GENEL GEREKÇE
İş sağlığı ve güvenliği, çalışanların sağlıklı ve güvenli ortamlarda çalışabilmeleri için büyük önem arz etmektedir. Bu öneme binaen 20/6/2012 tarihli ve 6331 sayılı İş Sağlığı ve Güvenliği Kanunu yürürlüğe konulmuştur. Ancak zaman içinde, ilk defa müstakil bir kanunla düzenlenen iş sağlığı ve güvenliği kurallarının uygulanmasında karşılaşılan bazı problemlerin yasal düzenleme ile çözülmesi ve diğer kanunlarda yer alan bazı hükümlerin İş Sağlığı ve Güvenliği Kanunuyla uyumlaştırılması ihtiyacı ortaya çıkmıştır.

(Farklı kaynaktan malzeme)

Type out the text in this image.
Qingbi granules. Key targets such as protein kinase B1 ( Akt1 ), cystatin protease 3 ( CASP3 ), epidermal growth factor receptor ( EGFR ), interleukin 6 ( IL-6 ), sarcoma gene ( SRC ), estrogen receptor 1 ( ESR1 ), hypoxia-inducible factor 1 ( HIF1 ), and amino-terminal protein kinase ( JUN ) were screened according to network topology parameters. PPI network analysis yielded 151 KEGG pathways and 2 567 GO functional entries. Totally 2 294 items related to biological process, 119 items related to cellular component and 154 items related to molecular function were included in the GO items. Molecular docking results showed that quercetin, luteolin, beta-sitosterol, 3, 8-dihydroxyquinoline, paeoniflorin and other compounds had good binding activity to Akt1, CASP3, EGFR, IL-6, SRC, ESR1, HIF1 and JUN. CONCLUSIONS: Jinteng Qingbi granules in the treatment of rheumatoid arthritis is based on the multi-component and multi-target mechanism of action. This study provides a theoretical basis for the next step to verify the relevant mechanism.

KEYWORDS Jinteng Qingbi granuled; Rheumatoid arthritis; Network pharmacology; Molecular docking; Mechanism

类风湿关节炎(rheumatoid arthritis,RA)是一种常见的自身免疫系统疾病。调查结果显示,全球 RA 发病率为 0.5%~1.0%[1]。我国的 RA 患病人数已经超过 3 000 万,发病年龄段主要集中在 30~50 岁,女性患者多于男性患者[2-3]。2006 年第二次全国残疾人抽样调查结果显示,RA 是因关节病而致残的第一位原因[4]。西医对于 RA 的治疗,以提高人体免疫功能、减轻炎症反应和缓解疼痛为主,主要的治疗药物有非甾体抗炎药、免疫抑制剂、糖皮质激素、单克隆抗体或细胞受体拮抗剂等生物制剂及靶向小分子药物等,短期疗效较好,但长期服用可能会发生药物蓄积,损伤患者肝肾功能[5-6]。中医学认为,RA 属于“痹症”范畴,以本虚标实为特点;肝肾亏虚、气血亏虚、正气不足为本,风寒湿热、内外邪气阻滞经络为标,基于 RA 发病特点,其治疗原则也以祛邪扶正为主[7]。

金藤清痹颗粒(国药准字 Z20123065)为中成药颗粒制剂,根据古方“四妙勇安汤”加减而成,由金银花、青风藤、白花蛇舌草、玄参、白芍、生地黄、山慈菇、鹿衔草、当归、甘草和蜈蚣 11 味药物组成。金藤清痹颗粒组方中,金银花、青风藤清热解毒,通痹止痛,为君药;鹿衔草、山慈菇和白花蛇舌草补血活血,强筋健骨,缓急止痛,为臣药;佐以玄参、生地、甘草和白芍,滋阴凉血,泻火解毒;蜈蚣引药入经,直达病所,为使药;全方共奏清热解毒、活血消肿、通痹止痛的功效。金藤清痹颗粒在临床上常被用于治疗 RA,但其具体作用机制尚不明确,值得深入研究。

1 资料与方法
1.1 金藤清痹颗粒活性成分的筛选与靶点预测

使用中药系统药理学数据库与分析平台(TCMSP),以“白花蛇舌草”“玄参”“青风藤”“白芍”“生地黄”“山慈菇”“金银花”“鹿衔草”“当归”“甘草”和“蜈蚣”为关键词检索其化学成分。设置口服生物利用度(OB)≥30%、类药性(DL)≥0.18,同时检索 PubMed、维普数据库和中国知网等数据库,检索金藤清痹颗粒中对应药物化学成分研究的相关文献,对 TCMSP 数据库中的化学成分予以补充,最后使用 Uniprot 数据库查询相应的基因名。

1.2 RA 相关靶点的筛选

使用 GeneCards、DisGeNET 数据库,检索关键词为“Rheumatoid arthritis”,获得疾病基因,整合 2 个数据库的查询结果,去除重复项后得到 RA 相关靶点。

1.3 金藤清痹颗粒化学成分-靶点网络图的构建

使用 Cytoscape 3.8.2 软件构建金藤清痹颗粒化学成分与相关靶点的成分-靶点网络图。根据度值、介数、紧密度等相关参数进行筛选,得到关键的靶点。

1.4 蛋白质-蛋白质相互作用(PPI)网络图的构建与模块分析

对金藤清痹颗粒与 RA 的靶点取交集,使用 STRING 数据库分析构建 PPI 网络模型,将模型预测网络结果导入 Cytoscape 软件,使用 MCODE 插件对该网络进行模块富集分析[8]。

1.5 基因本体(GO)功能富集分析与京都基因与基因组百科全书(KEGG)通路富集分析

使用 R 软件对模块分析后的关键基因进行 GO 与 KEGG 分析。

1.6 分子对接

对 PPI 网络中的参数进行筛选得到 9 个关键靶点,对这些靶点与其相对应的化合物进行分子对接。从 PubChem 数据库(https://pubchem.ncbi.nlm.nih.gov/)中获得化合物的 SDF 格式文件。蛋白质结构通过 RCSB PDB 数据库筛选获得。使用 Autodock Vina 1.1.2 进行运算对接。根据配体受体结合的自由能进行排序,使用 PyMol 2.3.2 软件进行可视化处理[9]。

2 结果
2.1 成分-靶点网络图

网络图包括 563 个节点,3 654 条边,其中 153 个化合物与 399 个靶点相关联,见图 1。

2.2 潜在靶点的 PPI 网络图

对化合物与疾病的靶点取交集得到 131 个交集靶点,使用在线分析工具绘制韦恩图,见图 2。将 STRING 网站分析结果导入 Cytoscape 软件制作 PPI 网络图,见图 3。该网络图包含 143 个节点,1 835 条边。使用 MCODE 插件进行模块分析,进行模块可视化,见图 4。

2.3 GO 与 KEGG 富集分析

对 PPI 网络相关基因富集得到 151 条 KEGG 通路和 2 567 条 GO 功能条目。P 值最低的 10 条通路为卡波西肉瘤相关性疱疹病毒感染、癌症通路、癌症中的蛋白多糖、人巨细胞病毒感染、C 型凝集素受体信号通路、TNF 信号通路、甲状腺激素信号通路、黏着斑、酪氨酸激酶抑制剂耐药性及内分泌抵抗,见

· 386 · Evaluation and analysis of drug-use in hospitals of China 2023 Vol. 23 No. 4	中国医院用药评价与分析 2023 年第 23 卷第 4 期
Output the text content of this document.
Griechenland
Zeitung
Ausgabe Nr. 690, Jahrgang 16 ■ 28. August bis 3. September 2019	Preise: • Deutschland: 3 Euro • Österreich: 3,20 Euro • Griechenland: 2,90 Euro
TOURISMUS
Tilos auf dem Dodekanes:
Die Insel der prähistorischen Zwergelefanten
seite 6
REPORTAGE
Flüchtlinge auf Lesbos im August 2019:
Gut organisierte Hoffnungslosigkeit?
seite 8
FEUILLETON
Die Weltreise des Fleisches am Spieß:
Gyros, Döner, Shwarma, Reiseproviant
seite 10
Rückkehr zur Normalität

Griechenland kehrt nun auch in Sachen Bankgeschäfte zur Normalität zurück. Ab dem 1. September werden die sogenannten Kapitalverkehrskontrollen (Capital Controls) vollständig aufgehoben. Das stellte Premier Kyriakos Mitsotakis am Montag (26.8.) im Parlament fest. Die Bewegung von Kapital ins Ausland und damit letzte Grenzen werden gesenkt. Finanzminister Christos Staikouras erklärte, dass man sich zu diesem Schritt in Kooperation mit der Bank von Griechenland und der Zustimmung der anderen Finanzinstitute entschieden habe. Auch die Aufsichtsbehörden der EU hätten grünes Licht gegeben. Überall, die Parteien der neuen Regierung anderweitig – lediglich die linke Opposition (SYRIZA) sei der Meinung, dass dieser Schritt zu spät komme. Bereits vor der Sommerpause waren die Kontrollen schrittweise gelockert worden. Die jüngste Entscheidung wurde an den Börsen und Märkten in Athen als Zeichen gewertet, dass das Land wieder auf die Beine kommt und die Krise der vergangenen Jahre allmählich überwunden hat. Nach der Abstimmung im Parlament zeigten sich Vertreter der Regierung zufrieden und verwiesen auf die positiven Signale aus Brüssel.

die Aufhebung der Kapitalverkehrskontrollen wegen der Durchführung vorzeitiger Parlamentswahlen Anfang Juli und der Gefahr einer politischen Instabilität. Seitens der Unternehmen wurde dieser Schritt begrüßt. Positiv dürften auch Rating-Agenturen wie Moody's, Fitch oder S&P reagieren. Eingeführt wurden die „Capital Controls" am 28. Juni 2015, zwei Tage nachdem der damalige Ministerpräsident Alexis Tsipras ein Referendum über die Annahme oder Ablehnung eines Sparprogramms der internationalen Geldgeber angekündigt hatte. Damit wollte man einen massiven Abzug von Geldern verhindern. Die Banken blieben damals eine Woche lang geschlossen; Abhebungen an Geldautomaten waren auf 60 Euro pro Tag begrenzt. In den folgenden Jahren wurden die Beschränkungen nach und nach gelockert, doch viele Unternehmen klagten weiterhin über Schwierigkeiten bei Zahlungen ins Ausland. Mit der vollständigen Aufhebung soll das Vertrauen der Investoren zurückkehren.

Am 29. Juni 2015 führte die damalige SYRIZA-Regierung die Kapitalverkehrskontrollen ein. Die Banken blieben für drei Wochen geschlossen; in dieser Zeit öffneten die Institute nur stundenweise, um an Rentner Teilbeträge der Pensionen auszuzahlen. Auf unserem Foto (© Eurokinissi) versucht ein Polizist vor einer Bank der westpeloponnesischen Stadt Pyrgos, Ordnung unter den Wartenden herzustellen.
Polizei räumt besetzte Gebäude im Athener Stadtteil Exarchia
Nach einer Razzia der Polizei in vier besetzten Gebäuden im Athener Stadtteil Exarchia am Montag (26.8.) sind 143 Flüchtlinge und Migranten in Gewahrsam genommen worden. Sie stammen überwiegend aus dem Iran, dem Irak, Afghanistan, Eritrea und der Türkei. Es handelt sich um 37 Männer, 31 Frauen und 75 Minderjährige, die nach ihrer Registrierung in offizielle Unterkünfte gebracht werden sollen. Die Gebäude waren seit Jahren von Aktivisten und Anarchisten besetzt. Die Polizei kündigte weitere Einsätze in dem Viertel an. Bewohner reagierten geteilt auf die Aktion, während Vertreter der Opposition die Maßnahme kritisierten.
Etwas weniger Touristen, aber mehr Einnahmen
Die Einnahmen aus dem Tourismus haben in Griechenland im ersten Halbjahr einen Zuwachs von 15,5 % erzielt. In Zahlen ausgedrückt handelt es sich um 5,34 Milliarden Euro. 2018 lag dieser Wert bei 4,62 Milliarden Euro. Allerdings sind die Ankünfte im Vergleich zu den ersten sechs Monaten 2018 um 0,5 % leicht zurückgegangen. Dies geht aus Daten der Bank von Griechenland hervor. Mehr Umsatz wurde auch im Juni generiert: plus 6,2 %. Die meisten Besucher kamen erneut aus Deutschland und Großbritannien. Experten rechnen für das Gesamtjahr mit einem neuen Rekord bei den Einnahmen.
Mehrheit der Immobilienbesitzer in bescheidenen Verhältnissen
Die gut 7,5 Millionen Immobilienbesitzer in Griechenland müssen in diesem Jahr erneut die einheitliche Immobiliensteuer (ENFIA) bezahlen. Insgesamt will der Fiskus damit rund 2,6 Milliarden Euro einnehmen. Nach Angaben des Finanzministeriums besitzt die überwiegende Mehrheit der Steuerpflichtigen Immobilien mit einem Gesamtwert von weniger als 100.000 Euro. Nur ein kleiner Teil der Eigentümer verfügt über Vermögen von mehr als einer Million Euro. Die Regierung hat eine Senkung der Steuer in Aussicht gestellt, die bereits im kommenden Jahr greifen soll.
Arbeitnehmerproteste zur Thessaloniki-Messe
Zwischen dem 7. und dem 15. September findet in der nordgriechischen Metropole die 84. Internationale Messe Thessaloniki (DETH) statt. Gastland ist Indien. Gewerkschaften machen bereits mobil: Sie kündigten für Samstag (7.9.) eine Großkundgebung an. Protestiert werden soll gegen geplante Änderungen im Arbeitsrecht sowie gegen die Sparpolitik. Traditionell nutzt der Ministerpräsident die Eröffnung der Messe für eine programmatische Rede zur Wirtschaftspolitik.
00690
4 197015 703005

Bu saiklerden hareketle hazırlanan Tasarı ile; iş güvenliği uzmanları ile işyeri hekimlerinin bağımsız görev yapabilmelerine ilişkin güvenceleri arttırılmakta, işyerinde işverenin, iş güvenliği uzmanlarının ve işyeri hekimlerinin sorumluluk sınırları net olarak belirlenmekte, işyeri hekimlerinin veya iş güvenliği uzmanlarının görevlerini yerine getirmeleri nedeniyle haklarının kısıtlanması veya iş sözleşmelerinin sona erdirilmesi halinde iş güvencesi tazminatı getirilerek etki altında kalmadan görevlerini yerine getirmeleri sağlanmaktadır. İş Sağlığı ve Güvenliği Kanununa göre işin durdurulması kararı verilen yerlerde gereğinin yapılabilmesi için kolluk kuvvetlerine açık yetki verilmekte ve durdurulan işyerlerinde durdurma kararma aykırı olarak çalışma yaptıran işverenlere hapis cezası getirilmektedir. Ayrıca iş sağlığı ve güvenliği uygulamalarının etkinliğinin arttırılması için idari yaptırımların kademelendirilmesi, yaptırım mercii, bu yaptırımların uygulanması ve tahsil edilen idari para cezalarının İş sağlığı ve güvenliği eğitimlerinde kullanılabilmesine imkân sağlayan düzenleme yapılmaktadır.
Diğer taraftan, iş sağlığı ve güvenliği hizmetlerinde etkinliğin sağlanması amacıyla Çalışma ve Sosyal Güvenlik Bakanlığı bünyesinde yer alan İş Sağlığı ve Güvenliği Enstitüsü Müdürlüğü, İş Sağlığı ve Güvenliği Araştırma ve Geliştirme Enstitüsü Başkanlığı olarak yeniden yapılandırılmaktadır.
2547 sayılı Yükseköğretim Kanununda yapılan değişiklik ile, özellikle iş güvenliği uzmanı olabilecekleri mezun eden fakültelerde iş sağlığı ve güvenliği dersleri zorunlu okutulacak ders olarak belirlenmektedir.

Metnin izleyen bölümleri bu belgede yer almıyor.